Johann Heinrich Pestalozzi (1746-1827) foi um célebre pedagogo suíço, um verdadeiro pioneiro de uma nova prática educacional, em que Agostinho da Silva visivelmente se reconhece.
Na sua Biografia, Agostinho, contudo, começa por se debruçar sobre a pessoa, sobre o carácter – desde logo, sobre a sua condição de “inadaptado à vida comum, chamavam-lhe «o pateta»; não se entendia nos jogos, caía em todos os ardis, afastava-se dos grupos que brincavam”. Eis, pois, a primeira imagem que de Pestalozzi Agostinho nos dá: a de alguém desenquadrado do mundo.
Esse desenquadramento, chamemos-lhe assim, se para outros seria motivo de angústia, senão mesmo de colapso, em Pestalizzi é fonte de coragem, senão mesmo de “obstinação”[1]. Há nele uma obstinada vontade de agir no mundo – de tal modo que, ainda segundo Agostinho, “não perdia o seu tempo em discursos e batalhas literatas”.
De igual modo, “Pestalozzi não era dos que contemplam e se extasiam ante os lírios dos vales e as avezinhas do céu e se esquecem da miséria dos homens seus irmãos”. Ao invés, ainda nas palavras do próprio Agostinho da Silva: “acima de tudo punha a pátria, de que o seu último ideal era conseguir o bem do povo, salvá-lo do atoleiro em que mais e mais se ia afundando. Pelo povo sacrificaria a sua vida e, se preciso fosse, a vida dos seus”.
Em prol desse “ideal último”, aposta no caminho de educador: “Uma existência de educador se rasga aos olhos de Pestalozzi; esse é na verdade o caminho a percorrer, o único que poderá conduzir ao grande templo harmonioso de uma perfeita humanidade”[2]. E como se caracterizava essa educação prefigurada por Pestalozzi? Essencialmente, num ensino diferenciado, personalizado, que tivesse em conta o potencial de cada aluno para assim o poder optimizar[3].
Só assim se criariam as raízes de uma outra sociedade, de um “nível de vida mais alto, mais humano”: “A todo o cidadão consciente e disposto a auxiliar os seus irmãos se rasgavam, portanto, dois caminhos. Teria que bater-se por que melhorasse a situação económica do povo; o ideal seria a total liberdade, porque só quando se quebrarem os laços de dinheiro que prendem homem a homem se terá atingido a estrutura social conveniente ao desenvolvimento da nossa natureza divina; mas tal meta só muito mais tarde se poderá atingir; por agora, a urgente tarefa é a de conceder ao povo um nível de vida mais alto, mais humano.”.

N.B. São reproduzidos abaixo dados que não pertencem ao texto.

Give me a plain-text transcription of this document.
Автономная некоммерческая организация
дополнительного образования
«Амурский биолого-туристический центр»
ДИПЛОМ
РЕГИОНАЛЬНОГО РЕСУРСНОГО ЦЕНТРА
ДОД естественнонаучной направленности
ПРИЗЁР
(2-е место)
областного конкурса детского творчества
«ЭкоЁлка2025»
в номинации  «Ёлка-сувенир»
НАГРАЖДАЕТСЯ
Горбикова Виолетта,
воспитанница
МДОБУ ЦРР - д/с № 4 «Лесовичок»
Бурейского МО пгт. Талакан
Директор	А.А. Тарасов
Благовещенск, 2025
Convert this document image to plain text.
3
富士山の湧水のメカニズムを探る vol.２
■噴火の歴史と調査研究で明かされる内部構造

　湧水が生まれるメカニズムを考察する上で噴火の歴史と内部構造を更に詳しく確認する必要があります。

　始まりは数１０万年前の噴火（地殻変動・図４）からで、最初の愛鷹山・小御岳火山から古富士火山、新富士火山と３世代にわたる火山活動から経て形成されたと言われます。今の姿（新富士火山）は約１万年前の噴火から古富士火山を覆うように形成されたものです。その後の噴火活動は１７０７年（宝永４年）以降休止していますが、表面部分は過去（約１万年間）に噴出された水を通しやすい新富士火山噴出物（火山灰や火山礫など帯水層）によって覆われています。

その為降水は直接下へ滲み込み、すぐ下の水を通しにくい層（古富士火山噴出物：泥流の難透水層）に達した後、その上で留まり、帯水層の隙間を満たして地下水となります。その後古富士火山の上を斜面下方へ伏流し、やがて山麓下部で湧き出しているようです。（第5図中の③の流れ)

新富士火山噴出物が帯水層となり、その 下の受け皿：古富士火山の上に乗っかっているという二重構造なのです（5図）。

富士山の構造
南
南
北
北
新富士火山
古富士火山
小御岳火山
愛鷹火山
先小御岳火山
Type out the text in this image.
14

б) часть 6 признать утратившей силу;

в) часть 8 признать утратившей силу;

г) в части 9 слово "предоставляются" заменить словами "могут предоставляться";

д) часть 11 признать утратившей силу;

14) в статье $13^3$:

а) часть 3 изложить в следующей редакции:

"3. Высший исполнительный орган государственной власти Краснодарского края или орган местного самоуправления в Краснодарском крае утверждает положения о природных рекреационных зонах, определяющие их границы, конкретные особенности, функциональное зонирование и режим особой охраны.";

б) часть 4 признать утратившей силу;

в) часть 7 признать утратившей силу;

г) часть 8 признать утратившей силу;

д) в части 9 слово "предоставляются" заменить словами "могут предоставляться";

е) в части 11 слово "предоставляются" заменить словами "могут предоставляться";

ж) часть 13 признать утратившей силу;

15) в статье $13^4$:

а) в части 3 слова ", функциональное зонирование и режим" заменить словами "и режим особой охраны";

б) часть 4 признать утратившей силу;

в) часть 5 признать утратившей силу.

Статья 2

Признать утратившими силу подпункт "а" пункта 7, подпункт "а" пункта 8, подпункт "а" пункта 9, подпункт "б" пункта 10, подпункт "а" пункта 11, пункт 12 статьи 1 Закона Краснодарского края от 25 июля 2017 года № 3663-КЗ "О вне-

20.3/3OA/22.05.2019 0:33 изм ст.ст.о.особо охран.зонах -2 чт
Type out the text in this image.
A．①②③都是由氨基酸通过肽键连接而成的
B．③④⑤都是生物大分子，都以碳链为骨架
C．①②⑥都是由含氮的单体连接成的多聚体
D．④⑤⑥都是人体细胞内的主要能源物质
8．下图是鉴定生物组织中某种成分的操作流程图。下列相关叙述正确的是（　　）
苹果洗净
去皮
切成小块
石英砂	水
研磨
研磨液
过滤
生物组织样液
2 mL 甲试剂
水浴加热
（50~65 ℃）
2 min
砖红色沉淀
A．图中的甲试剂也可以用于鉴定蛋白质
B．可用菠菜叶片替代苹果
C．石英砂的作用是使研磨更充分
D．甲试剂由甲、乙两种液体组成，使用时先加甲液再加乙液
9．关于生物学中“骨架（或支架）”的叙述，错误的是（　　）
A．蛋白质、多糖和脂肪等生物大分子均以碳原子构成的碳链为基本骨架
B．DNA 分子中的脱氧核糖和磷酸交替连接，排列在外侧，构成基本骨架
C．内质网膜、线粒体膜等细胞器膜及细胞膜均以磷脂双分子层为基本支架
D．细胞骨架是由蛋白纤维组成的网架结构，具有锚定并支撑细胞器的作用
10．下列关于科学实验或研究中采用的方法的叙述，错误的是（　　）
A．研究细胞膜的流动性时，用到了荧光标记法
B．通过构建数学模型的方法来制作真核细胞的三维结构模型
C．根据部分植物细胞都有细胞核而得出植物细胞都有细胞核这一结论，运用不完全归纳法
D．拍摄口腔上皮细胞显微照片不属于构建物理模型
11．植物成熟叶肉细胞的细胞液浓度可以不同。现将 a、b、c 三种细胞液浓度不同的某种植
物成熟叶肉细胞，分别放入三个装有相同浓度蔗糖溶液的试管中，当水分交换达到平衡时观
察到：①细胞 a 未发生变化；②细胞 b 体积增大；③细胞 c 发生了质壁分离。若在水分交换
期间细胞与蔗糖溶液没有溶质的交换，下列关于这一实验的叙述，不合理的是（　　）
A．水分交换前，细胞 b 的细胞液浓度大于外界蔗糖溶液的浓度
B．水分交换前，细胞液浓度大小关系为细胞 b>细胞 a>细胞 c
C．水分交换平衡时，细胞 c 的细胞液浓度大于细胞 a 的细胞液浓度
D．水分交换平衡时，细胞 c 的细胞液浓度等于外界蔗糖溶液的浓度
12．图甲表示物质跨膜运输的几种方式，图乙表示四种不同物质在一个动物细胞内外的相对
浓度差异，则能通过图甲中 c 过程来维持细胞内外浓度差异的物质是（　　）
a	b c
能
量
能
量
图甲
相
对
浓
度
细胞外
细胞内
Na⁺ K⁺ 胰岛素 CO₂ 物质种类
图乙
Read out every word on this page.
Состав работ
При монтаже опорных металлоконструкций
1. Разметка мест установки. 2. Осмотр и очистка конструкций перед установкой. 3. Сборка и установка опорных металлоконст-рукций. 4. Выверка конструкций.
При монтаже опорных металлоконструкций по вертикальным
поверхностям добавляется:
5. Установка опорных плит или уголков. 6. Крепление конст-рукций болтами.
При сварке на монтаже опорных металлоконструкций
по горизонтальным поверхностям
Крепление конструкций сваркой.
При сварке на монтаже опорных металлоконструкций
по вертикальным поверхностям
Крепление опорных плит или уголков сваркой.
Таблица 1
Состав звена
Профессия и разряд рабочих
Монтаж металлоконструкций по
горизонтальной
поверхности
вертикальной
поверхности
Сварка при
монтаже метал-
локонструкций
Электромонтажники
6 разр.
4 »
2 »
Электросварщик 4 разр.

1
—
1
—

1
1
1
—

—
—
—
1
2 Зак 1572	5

Como seria de esperar, tal caminho seguido por Pestalozzi criou-lhe múltiplos inimigos, múltiplos obstáculos, que Agostinho da Silva longamente descreve. Daí alguns momentos de desânimo, que Agostinho igualmente refere, pondo mesmo na boca de Pestalozzi as seguintes palavras: “Só um caminho lhe restava: o de se dirigir às minorias, aos que voluntariamente se tinham separado dos conjuntos e, possuidores de verdadeira cultura e de clara inteligência, meditavam, longe do comum, os meios que atalhariam o mal que aumenta cada hora.”. O retrato final que Agostinho nos dá de Pestalozzi é, porém, o de um homem que nunca desistiu.
[1] Nas palavras de Agostinho: “encerrado no seu quarto, tomando ocasião nas páginas que lia, traçava-lhe a imaginação as cenas mais ousadas, rasgava-lhe ante os olhos a estrada de futuro que a sua inteligência e o seu coração ambicionavam; não havia empresa a que não lançasse ombros, por mais desproporcionadas que lhe parecessem as forças; jamais recuava perante as dificuldades, que sempre lhe apareciam vencidas; a vida erguia-se, frente a Pestalozzi, como uma construção de heroísmo, de obstinação e de forte amor, de virtude e de inteira devoção ao bem comum.”
[2] Daí também o seu “interesse pela política”: “a política, no entanto, não deixava de interessá-lo; entendia as profundas relações que existem entre a actividade pedagógica e a actividade de reforma social”.
[3] Ainda nas palavras de Agostinho: “sem perder a linha de fronteira que o fazia diverso e superior, sabia adaptar-se a cada aluno que lhe aparecia diante”.